The title of this very short blog is clickable, so...you know...click it to see what I'm talking about.
I watched a piece that ABC's Nightline program did about Jamie Oliver's Food Revolution. It was obviously about his show, but they did that thing where they just put the set and his show in the background without mentioning it as a sort of subliminal advert for the other ABC show. They show a clip where Oliver is in some lady's kitchen and has conjured up all the things she says she feeds her family during the week and piles all these things on a smallish kitchen table.
She was shamed by this(of course) to the point of tears and he then tells her that this food was endangering her family and shedding years off of their life. Nightline later shows a clip of lunch ladies being interrogated over food ingredients. Oliver again asks a shaming question of whether they know all the ingredients in the food item he was looking at. They didn't.

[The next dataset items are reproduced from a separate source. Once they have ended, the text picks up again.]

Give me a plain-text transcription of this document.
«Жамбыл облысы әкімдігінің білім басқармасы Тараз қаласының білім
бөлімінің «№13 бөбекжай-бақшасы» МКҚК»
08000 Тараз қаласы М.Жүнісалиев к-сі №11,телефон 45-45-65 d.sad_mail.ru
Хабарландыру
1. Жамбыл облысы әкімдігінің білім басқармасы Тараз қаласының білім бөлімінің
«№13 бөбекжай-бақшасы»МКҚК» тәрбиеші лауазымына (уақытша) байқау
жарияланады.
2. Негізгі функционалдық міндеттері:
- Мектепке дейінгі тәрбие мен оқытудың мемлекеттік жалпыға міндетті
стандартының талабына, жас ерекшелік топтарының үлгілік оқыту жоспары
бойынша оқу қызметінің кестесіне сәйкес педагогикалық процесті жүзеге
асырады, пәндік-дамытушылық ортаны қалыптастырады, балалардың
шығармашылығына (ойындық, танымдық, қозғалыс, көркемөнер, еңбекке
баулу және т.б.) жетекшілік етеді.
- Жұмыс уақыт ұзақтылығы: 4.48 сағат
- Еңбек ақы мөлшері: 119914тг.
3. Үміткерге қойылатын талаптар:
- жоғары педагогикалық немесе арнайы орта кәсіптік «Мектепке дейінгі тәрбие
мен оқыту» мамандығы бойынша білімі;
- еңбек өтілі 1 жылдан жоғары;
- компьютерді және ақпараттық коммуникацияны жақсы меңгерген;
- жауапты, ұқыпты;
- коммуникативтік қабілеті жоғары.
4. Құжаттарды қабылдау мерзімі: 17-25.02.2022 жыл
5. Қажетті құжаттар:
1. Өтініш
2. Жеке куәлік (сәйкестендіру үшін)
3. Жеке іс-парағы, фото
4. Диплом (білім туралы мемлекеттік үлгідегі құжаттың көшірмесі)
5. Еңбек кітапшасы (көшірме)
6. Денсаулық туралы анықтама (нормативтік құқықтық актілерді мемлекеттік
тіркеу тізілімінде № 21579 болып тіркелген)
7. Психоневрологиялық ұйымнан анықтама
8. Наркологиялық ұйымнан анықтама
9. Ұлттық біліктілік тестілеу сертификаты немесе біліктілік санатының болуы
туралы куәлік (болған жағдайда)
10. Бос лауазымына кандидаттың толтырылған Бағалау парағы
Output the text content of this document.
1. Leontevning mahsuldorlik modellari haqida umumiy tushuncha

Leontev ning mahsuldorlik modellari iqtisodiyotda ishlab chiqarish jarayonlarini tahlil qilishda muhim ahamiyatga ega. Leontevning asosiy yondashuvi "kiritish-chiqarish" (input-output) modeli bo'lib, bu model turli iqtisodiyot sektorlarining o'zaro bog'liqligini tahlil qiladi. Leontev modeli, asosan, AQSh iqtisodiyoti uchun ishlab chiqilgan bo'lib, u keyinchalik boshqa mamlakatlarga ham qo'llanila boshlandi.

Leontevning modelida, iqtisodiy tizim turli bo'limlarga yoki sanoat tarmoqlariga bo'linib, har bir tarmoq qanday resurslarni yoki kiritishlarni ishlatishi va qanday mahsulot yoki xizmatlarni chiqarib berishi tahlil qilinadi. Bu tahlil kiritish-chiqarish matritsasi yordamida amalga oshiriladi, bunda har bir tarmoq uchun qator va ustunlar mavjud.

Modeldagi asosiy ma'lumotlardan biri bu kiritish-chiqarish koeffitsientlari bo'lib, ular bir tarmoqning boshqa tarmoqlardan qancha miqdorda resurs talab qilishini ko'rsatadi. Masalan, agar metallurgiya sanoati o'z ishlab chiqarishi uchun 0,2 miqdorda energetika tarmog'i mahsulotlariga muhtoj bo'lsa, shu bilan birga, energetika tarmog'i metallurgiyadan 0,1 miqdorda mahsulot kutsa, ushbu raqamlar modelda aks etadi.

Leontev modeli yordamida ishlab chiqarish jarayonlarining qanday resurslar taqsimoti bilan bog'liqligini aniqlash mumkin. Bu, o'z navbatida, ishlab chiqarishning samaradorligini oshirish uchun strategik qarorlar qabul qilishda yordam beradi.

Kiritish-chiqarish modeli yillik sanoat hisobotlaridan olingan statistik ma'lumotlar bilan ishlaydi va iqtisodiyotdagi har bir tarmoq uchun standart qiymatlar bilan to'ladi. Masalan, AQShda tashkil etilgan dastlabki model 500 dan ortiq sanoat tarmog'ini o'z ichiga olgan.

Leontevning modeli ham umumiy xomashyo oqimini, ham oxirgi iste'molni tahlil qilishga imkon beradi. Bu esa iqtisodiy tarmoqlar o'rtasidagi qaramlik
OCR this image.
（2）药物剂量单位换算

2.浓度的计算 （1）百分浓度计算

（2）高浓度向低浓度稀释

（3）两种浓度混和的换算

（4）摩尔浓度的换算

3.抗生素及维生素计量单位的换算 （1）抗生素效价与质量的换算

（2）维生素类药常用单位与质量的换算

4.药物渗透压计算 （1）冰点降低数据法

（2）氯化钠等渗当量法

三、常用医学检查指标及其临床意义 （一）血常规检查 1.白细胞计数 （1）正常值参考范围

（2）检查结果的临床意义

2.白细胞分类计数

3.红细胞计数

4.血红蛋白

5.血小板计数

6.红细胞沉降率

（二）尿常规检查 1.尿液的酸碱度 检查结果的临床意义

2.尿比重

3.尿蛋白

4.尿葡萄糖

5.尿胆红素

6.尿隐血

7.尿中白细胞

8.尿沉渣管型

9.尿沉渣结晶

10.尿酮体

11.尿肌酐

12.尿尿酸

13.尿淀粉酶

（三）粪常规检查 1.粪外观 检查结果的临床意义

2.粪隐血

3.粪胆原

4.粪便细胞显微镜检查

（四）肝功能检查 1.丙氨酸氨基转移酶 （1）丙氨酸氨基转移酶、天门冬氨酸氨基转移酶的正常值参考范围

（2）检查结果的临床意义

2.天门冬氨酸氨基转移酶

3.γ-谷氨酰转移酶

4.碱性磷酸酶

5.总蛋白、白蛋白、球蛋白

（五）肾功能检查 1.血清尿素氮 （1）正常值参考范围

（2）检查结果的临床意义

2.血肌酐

He was pointing out the 'chemicals' in the foods and was made that these chemicals were being fed to school children. It's 'chemicals' and deadly additives to Oliver and food activists like him, but to a food scientist, it all makes perfect sense. In some cases, the ingredients are very familiar(vinegar, baking powder, vitamin c) but regulations require the food companies to use the scientific names so you see things like ascorbic acid, boric acid, and acidic acid(not sure why I listed all acids). In other cases, the additive serves an important function in relation to shelf life, flavor, color, or it may even be a trace ingredient in another ingredient. For instance, you may see anti-caking agents mixed in with some flour/salt so they flow in the hopper at the plant.
Anything currently proven to be a danger is not in use. Anything GRAS (generally recognized as safe) is at the very least, only used in quantities that have no ill affects. For instance, an additive may be toxic once an ounce per pound of bodyweight is ingested, but the formulation might never have more than a hundreth of an ounce per serving, meaning that you would need to ingest 100 servings per pound of bodyweight. So if you weighed 100 pounds, you would need to ingest 1000 servings.
A major problem that food hysterics like Oliver have is that while educated in cooking, they are uneducated about food. Their ignorance of food science and things like how toxicity levels are determined give them a zero tolerance view on additives without scientific support for it. The science they do mention always fails to account for the volume of a particular additive it would take to make someone sick.
He makes a remarkable statement that underscores this theme of willful ignorance. I'm paraphrasing, but he says that if you don't understand something in the ingredient list, don't buy that food.
Let's apply this logic to other things in life, shall we?
Unless you've built computers from scratch and know all the components - don't buy a computer. If you don't understand the mechanics of the internal combustion engine and other major systems of a car - don't buy one. You can apply this leap in logic to bug spray, medicine, medical devices, video games, the shoes on your feet, or the paint on your walls.
The lady from the beginning of the story was interviewed and said that thanks to Jaimie's intervening, she has lost 40 lbs. For her and her kids, she cut out chips, snacks, and pop. The problem is that she was told those things made her fat, and not that it was the excess calories. Sure if you stop eating 10% of the foods you normally eat, it stands to reason that you'll lose 10% of the weight.
No real education about food and nutrition, just misinformation and scaremongering. It's awesome that Jamie Oliver teaches people how to use ingredients and plan out and make a meal. This can save people money and they can lose weight if they reduce their caloric intake. Also, Nightline offered no interviews with food scientists or food science academics to counter what he said. Once again, America gets half the story.